Quels sont ces enseignements ? En fait, s’il fallait en désigner un seul, parce qu’il peut coaguler tous les autres, il porterait le nom de «wahhabisme». «Étonnamment» c’est bien ce wahhabisme que les Français combattirent sous sa forme locale au Mali. « Étonnamment » parce qu’ailleurs, particulièrement en Syrie, il semble bien qu’ils chercheraient plutôt à le protéger, voire à le promouvoir. C’est la preuve, s’il en est, de la très profonde ambiguïté du phénomène wahhabite.

Le wahhabisme naît il y a à peu près deux siècle et demi dans ce que les Anglais appelaient le « quart vide » des confins désertiques de la péninsule arabique. Il est porté par le chef d’une obscure tribu bédouine répondant au nom de Saoud, ancêtre des Saoud actuels.

À la base, il s’agissait d’une lecture strictement littérale du Coran et de son application toute aussi stricte par la violence religieusement légitimée, ce qui autorise tout : la transgression des règles qui ne sont pas les siennes, la destruction de ce qui n’est pas de lui, le terrorisme et la barbarie qui ne dédaignent cependant pas le trafic, le pillage et le viol.

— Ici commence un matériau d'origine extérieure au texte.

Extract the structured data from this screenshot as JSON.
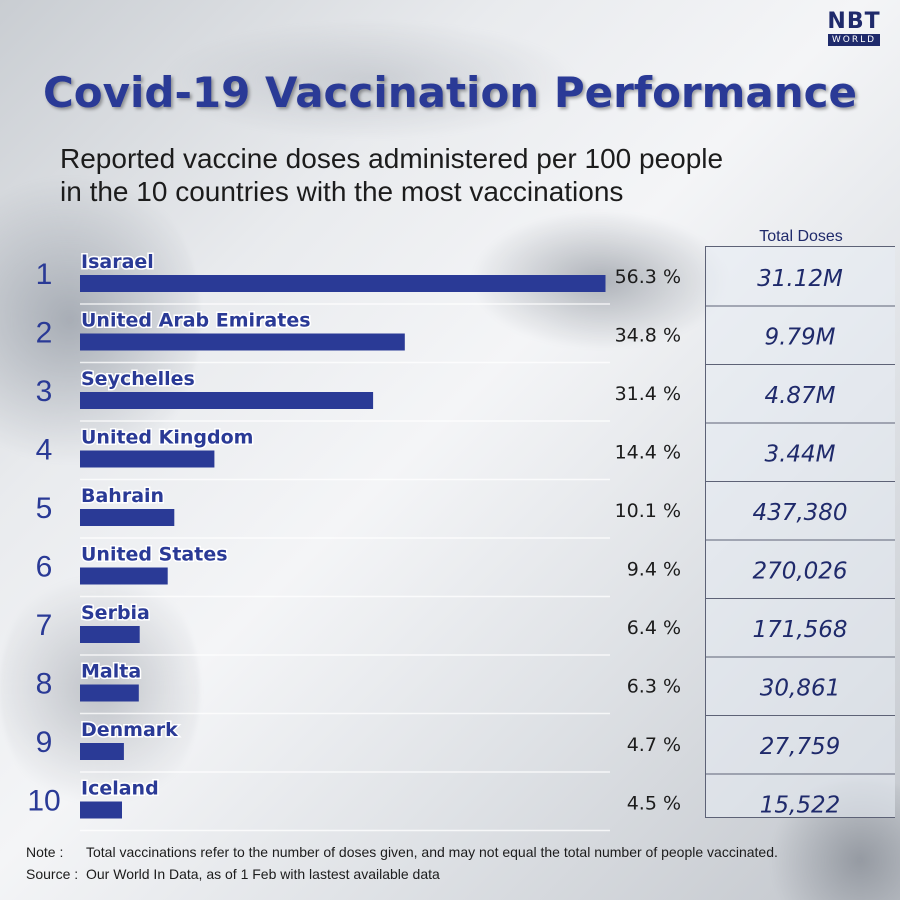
{
  "brand": {
    "logo_main": "NBT",
    "logo_sub": "WORLD"
  },
  "header": {
    "title": "Covid-19 Vaccination Performance",
    "subtitle_line1": "Reported vaccine doses administered per 100 people",
    "subtitle_line2": "in the 10 countries with the most vaccinations"
  },
  "table_header": "Total Doses",
  "colors": {
    "bar": "#2a3a96",
    "title": "#2a3a96",
    "text_dark": "#1c1c1c",
    "total_text": "#1f2a6b"
  },
  "chart_data": {
    "type": "bar",
    "orientation": "horizontal",
    "title": "Covid-19 Vaccination Performance",
    "subtitle": "Reported vaccine doses administered per 100 people in the 10 countries with the most vaccinations",
    "ranks": [
      "1",
      "2",
      "3",
      "4",
      "5",
      "6",
      "7",
      "8",
      "9",
      "10"
    ],
    "categories": [
      "Isarael",
      "United Arab Emirates",
      "Seychelles",
      "United Kingdom",
      "Bahrain",
      "United States",
      "Serbia",
      "Malta",
      "Denmark",
      "Iceland"
    ],
    "values": [
      56.3,
      34.8,
      31.4,
      14.4,
      10.1,
      9.4,
      6.4,
      6.3,
      4.7,
      4.5
    ],
    "value_labels": [
      "56.3 %",
      "34.8 %",
      "31.4 %",
      "14.4 %",
      "10.1 %",
      "9.4 %",
      "6.4 %",
      "6.3 %",
      "4.7 %",
      "4.5 %"
    ],
    "total_doses": [
      "31.12M",
      "9.79M",
      "4.87M",
      "3.44M",
      "437,380",
      "270,026",
      "171,568",
      "30,861",
      "27,759",
      "15,522"
    ],
    "xlim": [
      0,
      60
    ]
  },
  "footer": {
    "note_label": "Note :",
    "note_text": "Total vaccinations refer to the number of doses given,  and may not equal the total number of people vaccinated.",
    "source_label": "Source :",
    "source_text": "Our World In Data, as of 1 Feb with lastest available data"
  }
}
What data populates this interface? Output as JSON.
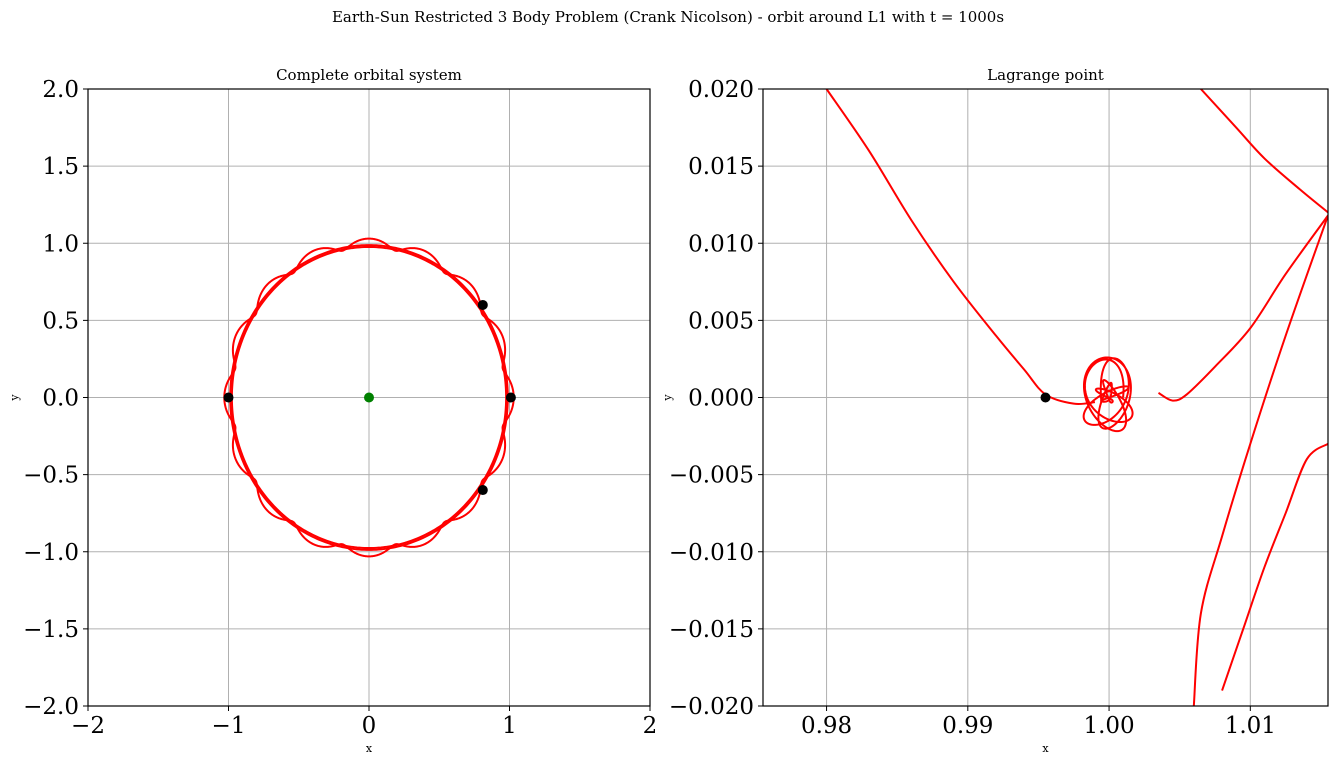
{
  "figure": {
    "suptitle": "Earth-Sun Restricted 3 Body Problem (Crank Nicolson) - orbit around L1 with t = 1000s"
  },
  "chart_data": [
    {
      "type": "line",
      "title": "Complete orbital system",
      "xlabel": "x",
      "ylabel": "y",
      "xlim": [
        -2,
        2
      ],
      "ylim": [
        -2,
        2
      ],
      "xticks": [
        -2,
        -1,
        0,
        1,
        2
      ],
      "xtick_labels": [
        "−2",
        "−1",
        "0",
        "1",
        "2"
      ],
      "yticks": [
        -2,
        -1.5,
        -1,
        -0.5,
        0,
        0.5,
        1,
        1.5,
        2
      ],
      "ytick_labels": [
        "−2.0",
        "−1.5",
        "−1.0",
        "−0.5",
        "0.0",
        "0.5",
        "1.0",
        "1.5",
        "2.0"
      ],
      "grid": true,
      "series": [
        {
          "kind": "trajectory",
          "color": "#ff0000",
          "description": "orbit of ~1 AU radius with small epicycle loops",
          "radius": 1.0,
          "loop_count": 16,
          "loop_amplitude": 0.03
        }
      ],
      "points": [
        {
          "x": 0.0,
          "y": 0.0,
          "color": "#008000"
        },
        {
          "x": 0.81,
          "y": 0.6,
          "color": "#000000"
        },
        {
          "x": 0.81,
          "y": -0.6,
          "color": "#000000"
        },
        {
          "x": 1.01,
          "y": 0.0,
          "color": "#000000"
        },
        {
          "x": -1.0,
          "y": 0.0,
          "color": "#000000"
        }
      ]
    },
    {
      "type": "line",
      "title": "Lagrange point",
      "xlabel": "x",
      "ylabel": "y",
      "xlim": [
        0.9755,
        1.0155
      ],
      "ylim": [
        -0.02,
        0.02
      ],
      "xticks": [
        0.98,
        0.99,
        1.0,
        1.01
      ],
      "xtick_labels": [
        "0.98",
        "0.99",
        "1.00",
        "1.01"
      ],
      "yticks": [
        -0.02,
        -0.015,
        -0.01,
        -0.005,
        0.0,
        0.005,
        0.01,
        0.015,
        0.02
      ],
      "ytick_labels": [
        "−0.020",
        "−0.015",
        "−0.010",
        "−0.005",
        "0.000",
        "0.005",
        "0.010",
        "0.015",
        "0.020"
      ],
      "grid": true,
      "series": [
        {
          "kind": "curve",
          "color": "#ff0000",
          "points": [
            [
              0.98,
              0.02
            ],
            [
              0.983,
              0.016
            ],
            [
              0.986,
              0.0115
            ],
            [
              0.989,
              0.0075
            ],
            [
              0.992,
              0.004
            ],
            [
              0.994,
              0.0018
            ],
            [
              0.9955,
              0.0002
            ],
            [
              0.9975,
              -0.0004
            ],
            [
              0.999,
              -0.0003
            ]
          ]
        },
        {
          "kind": "tangle",
          "color": "#ff0000",
          "center": [
            1.0,
            0.0
          ],
          "x_radius": 0.0018,
          "y_radius": 0.0026
        },
        {
          "kind": "curve",
          "color": "#ff0000",
          "points": [
            [
              1.0035,
              0.0003
            ],
            [
              1.0045,
              -0.0002
            ],
            [
              1.0055,
              0.0002
            ],
            [
              1.0075,
              0.002
            ],
            [
              1.01,
              0.0045
            ],
            [
              1.0125,
              0.008
            ],
            [
              1.0155,
              0.0118
            ]
          ]
        },
        {
          "kind": "curve",
          "color": "#ff0000",
          "points": [
            [
              1.0155,
              0.0118
            ],
            [
              1.0125,
              0.004
            ],
            [
              1.01,
              -0.003
            ],
            [
              1.008,
              -0.009
            ],
            [
              1.0065,
              -0.014
            ],
            [
              1.006,
              -0.02
            ]
          ]
        },
        {
          "kind": "curve",
          "color": "#ff0000",
          "points": [
            [
              1.0155,
              0.012
            ],
            [
              1.0135,
              0.0135
            ],
            [
              1.011,
              0.0155
            ],
            [
              1.009,
              0.0175
            ],
            [
              1.0065,
              0.02
            ]
          ]
        },
        {
          "kind": "curve",
          "color": "#ff0000",
          "points": [
            [
              1.0155,
              -0.003
            ],
            [
              1.014,
              -0.004
            ],
            [
              1.0125,
              -0.0075
            ],
            [
              1.011,
              -0.011
            ],
            [
              1.0095,
              -0.015
            ],
            [
              1.008,
              -0.019
            ]
          ]
        }
      ],
      "points": [
        {
          "x": 0.9955,
          "y": 0.0,
          "color": "#000000"
        }
      ]
    }
  ]
}
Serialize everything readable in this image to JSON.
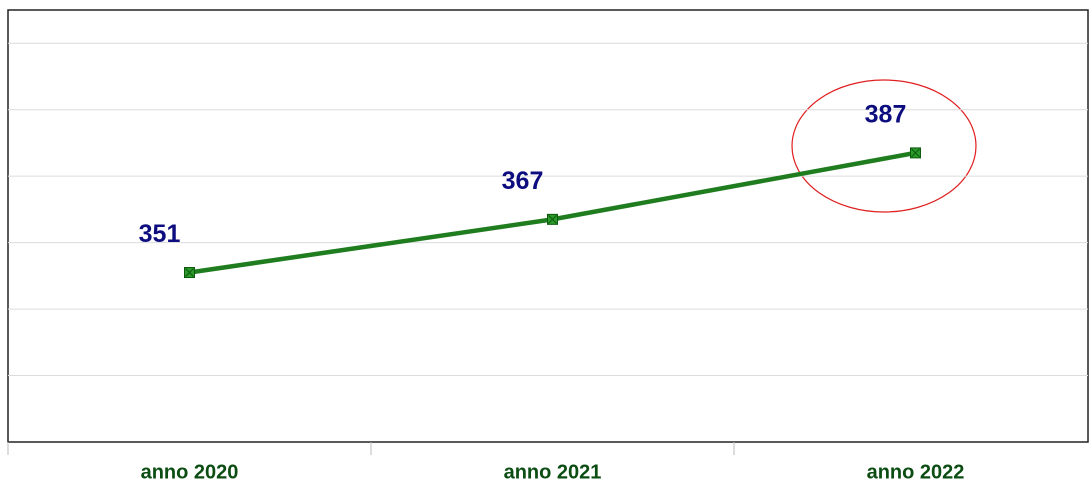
{
  "chart_data": {
    "type": "line",
    "categories": [
      "anno 2020",
      "anno 2021",
      "anno 2022"
    ],
    "series": [
      {
        "color": "#1f7d1f",
        "values": [
          351,
          367,
          387
        ]
      }
    ],
    "ylim": [
      300,
      430
    ],
    "yticks": [
      300,
      320,
      340,
      360,
      380,
      400,
      420
    ],
    "grid": true
  }
}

Le wahhabisme est donc une idéologie d’origine religieuse, sectaire, fanatique, intrinsèquement violente et fondée sur l’obligation de conversion par la force : bref une idéologie nihiliste, parfaitement comparable à celles qui ravagèrent l’Europe au xxe siècle, à cette différence près qu’elles furent profanes. Ce qui explique que l’objet premier de sa violence soit ceux qu’elle considèrent comme ses hérétiques, les autres musulmans, et seulement ensuite les païens, avec lesquels elle sait toutefois trouver de fructueux et opportuns arrangements. De tels arrangements sont rendus possibles parce qu’il s’agit aussi d’une idéologie archaïque, sans véritable tête , qui oscille entre le fait d’être instrumentalisée et des velléités d’autonomie. Ce qui en fait une arme aussi redoutable qu’ambigüe dont l’utilisation est déjà ancienne : 1941 pour les Allemands, 1953 pour les US, mais bien avant pour les Anglais.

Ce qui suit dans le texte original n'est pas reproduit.